When Canberra student Grace Bramwell found out her eye sight was rapidly deteriorating, she felt isolated and unsupported.
She was diagnosed with keratoconus in February and told surgery was the only option available to prevent further vision deterioration.
It came at significant expense, with the surgery costing her $5000 and yearly adjustments of a special contact lens costing about $800.
The procedure, called cornea collagen cross linking, was added to the medical benefits scheme on May 1, a move she welcomed.
But she says the community and some medical professionals had a long way to go to fully understand the condition.
"I remember when I sat nervously in the waiting room at the eye specialist; posters of elderly people reclaiming quality of life after cataract surgery filled the clinics walls," Ms Bramwell said.
"I had excellent vision until I did not. I felt out of place.

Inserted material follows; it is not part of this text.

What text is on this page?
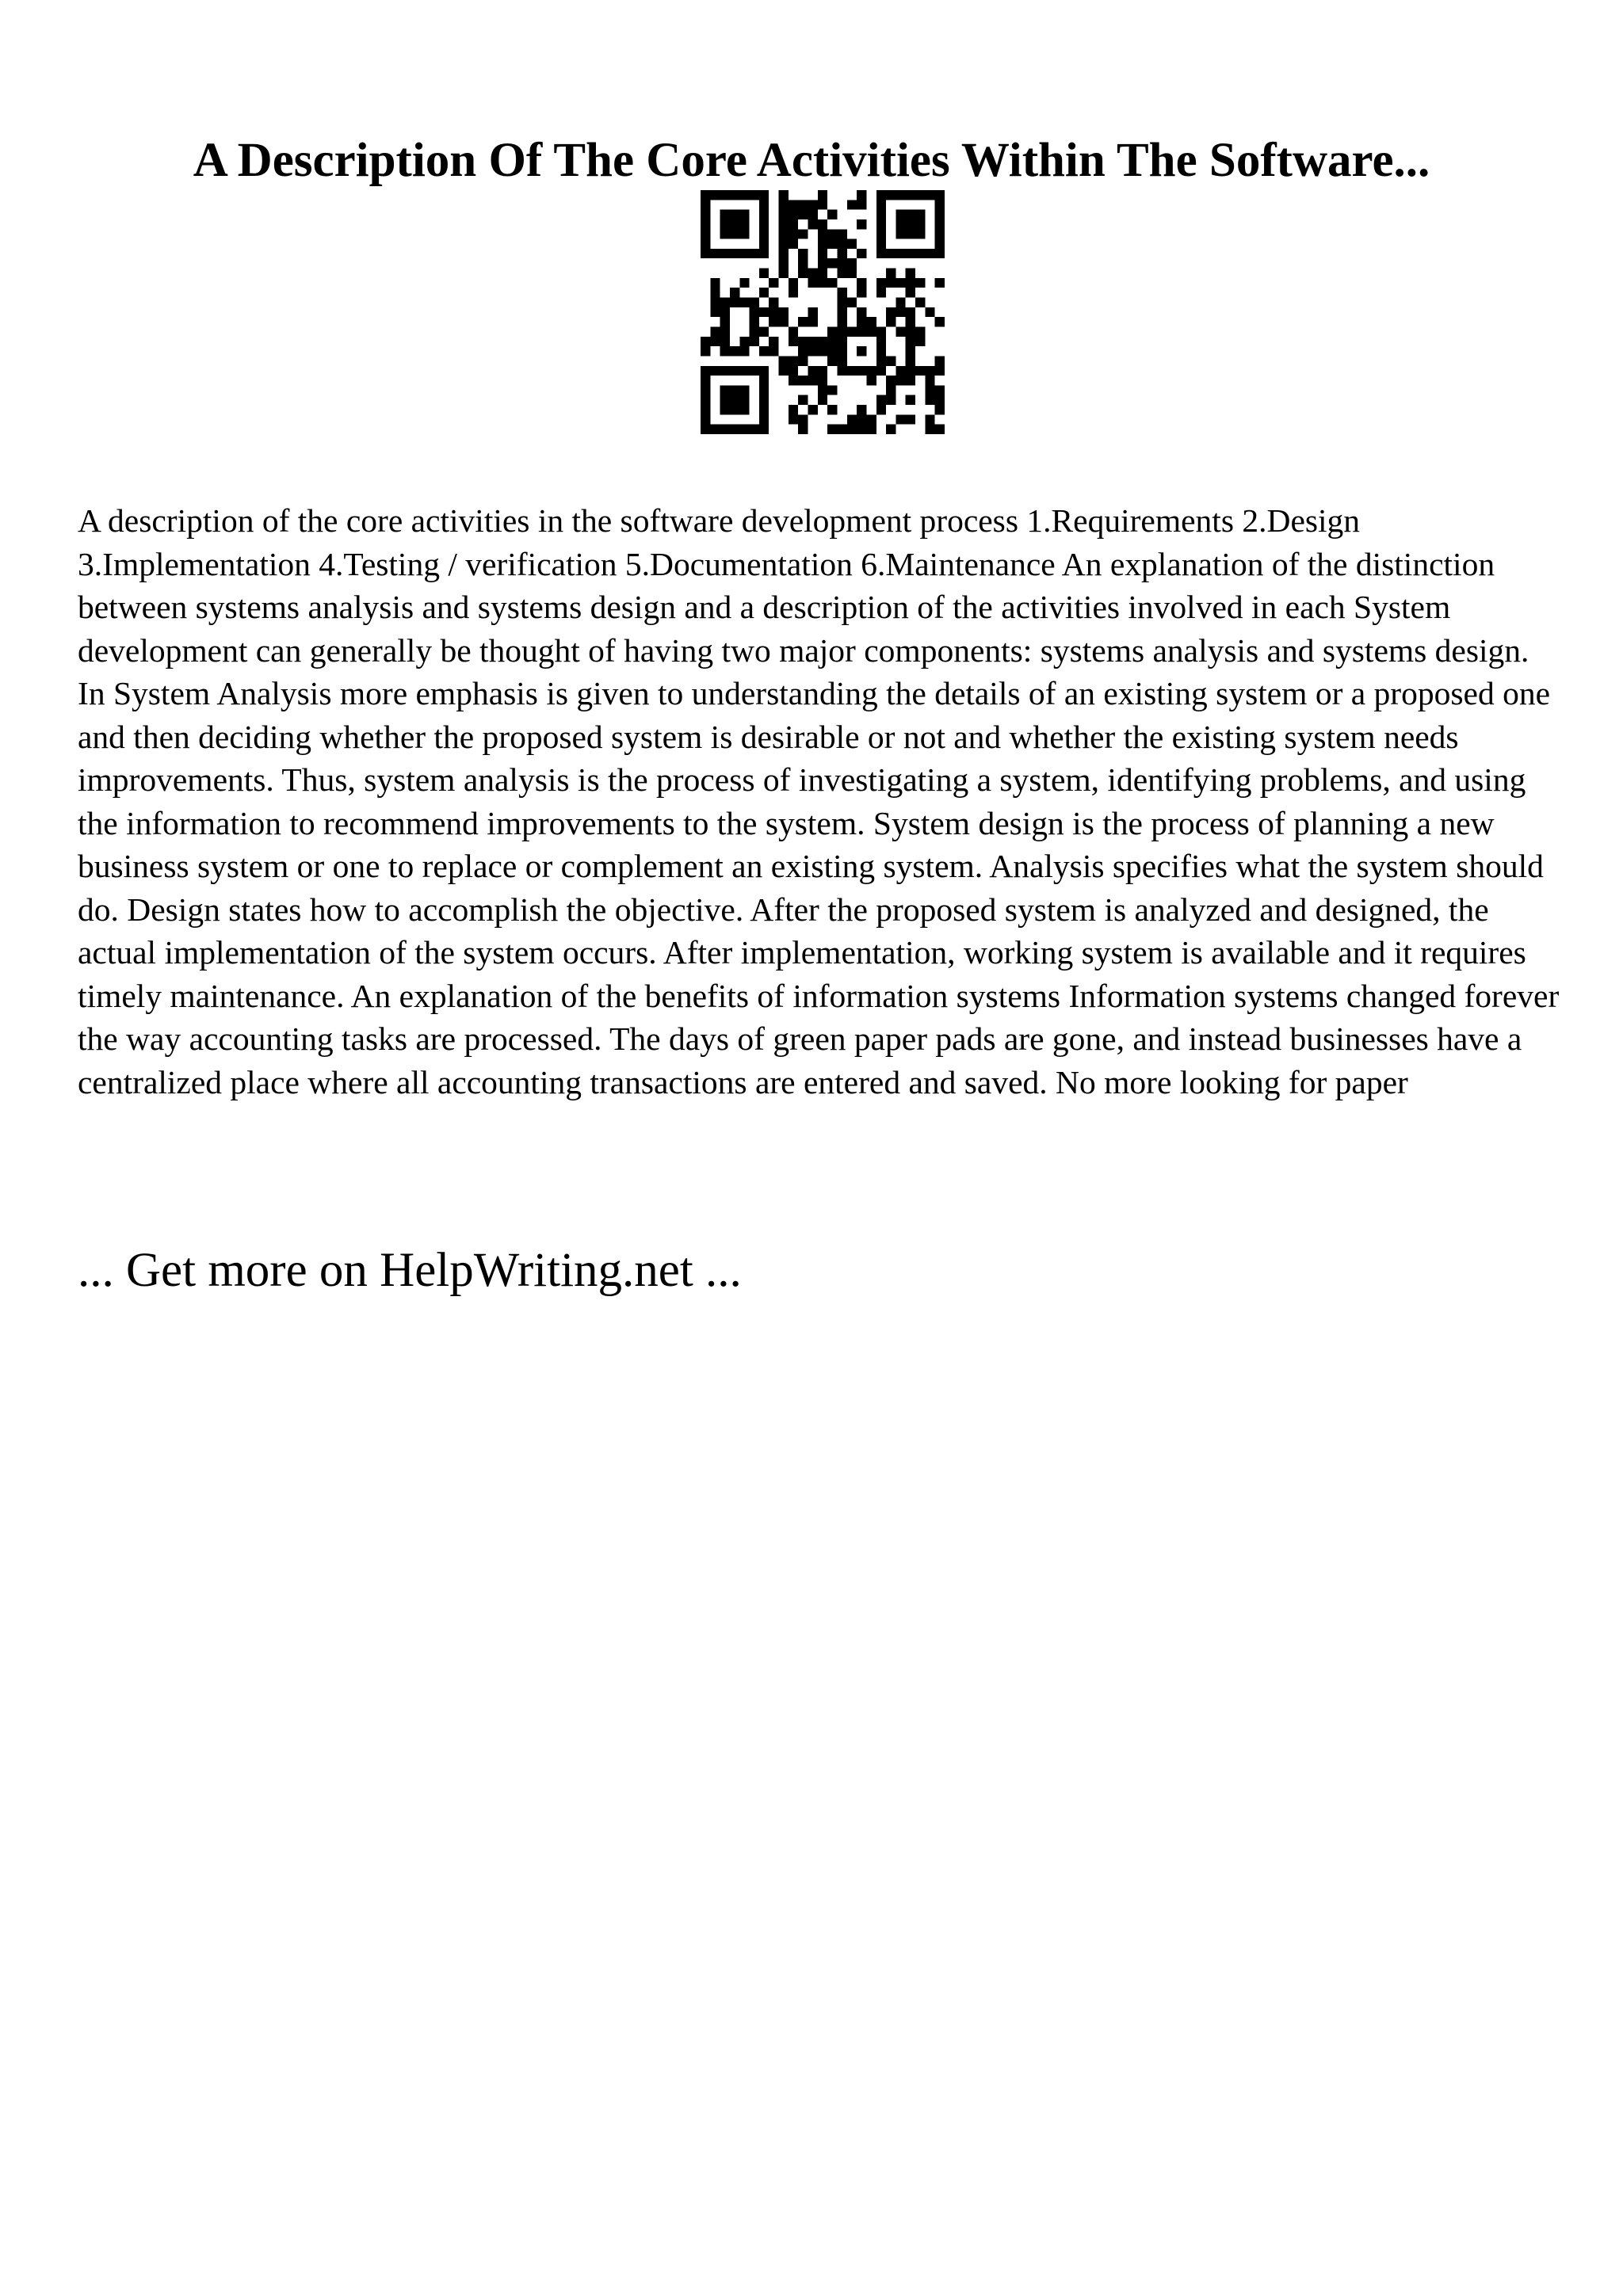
A Description Of The Core Activities Within The Software...
A description of the core activities in the software development process 1.Requirements 2.Design 3.Implementation 4.Testing / verification 5.Documentation 6.Maintenance An explanation of the distinction between systems analysis and systems design and a description of the activities involved in each System development can generally be thought of having two major components: systems analysis and systems design. In System Analysis more emphasis is given to understanding the details of an existing system or a proposed one and then deciding whether the proposed system is desirable or not and whether the existing system needs improvements. Thus, system analysis is the process of investigating a system, identifying problems, and using the information to recommend improvements to the system. System design is the process of planning a new business system or one to replace or complement an existing system. Analysis specifies what the system should do. Design states how to accomplish the objective. After the proposed system is analyzed and designed, the actual implementation of the system occurs. After implementation, working system is available and it requires timely maintenance. An explanation of the benefits of information systems Information systems changed forever the way accounting tasks are processed. The days of green paper pads are gone, and instead businesses have a centralized place where all accounting transactions are entered and saved. No more looking for paper
... Get more on HelpWriting.net ...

"My family has never had eye issues. I sat in the ophthalmologist room, he diverted my concerned gaze and informed me that I have a condition called ‘keratoconus’ and it would be my biggest challenge yet."
She said managing work and university had been a challenge and she is worried about what impact the condition will have on her future should her eyes deteriorate further.
Ms Bramwell said the condition was not understood well by optometrists, with her condition not picked up for a number of years.
She said the fact it was a degenerative disease that needed to be treated in adolescence or early adulthood meant the condition needed to be handled with more urgency.
"I felt really frustrated, I feel like it could have been picked up a lot earlier," she said.
"For sufferers such as myself and my identical twin sister, we are unsure about the true impact of this condition.
"I am uncertain when I will have to undergo the treatment to try to save vision in my right eye. I am unsure about how this will continue to impact my legal career or whether the rigid lens I have no option now but to wear will restore my vision or scratch my cornea and eventually require a cornea transplant.
"Sufferers face many hurdles after undergoing the cross linking procedure. It does not improve the vision, it is not a miraculous solution, it is simply an imperative step to vigilantly prevent the worst-case from occurring."
Chair of the Australian and New Zealand Cornea Society Professor Gerard Sutton and the listing of the procedure on the medical benefits scheme was an important step that made the treatment available to more people.
"From 1 May these people will have available to them a less invasive option that could mitigate the need for a full corneal transplant and that can either stop or slow down the progression of this visually impairing condition. This is a hugely positive and very welcome change," he said.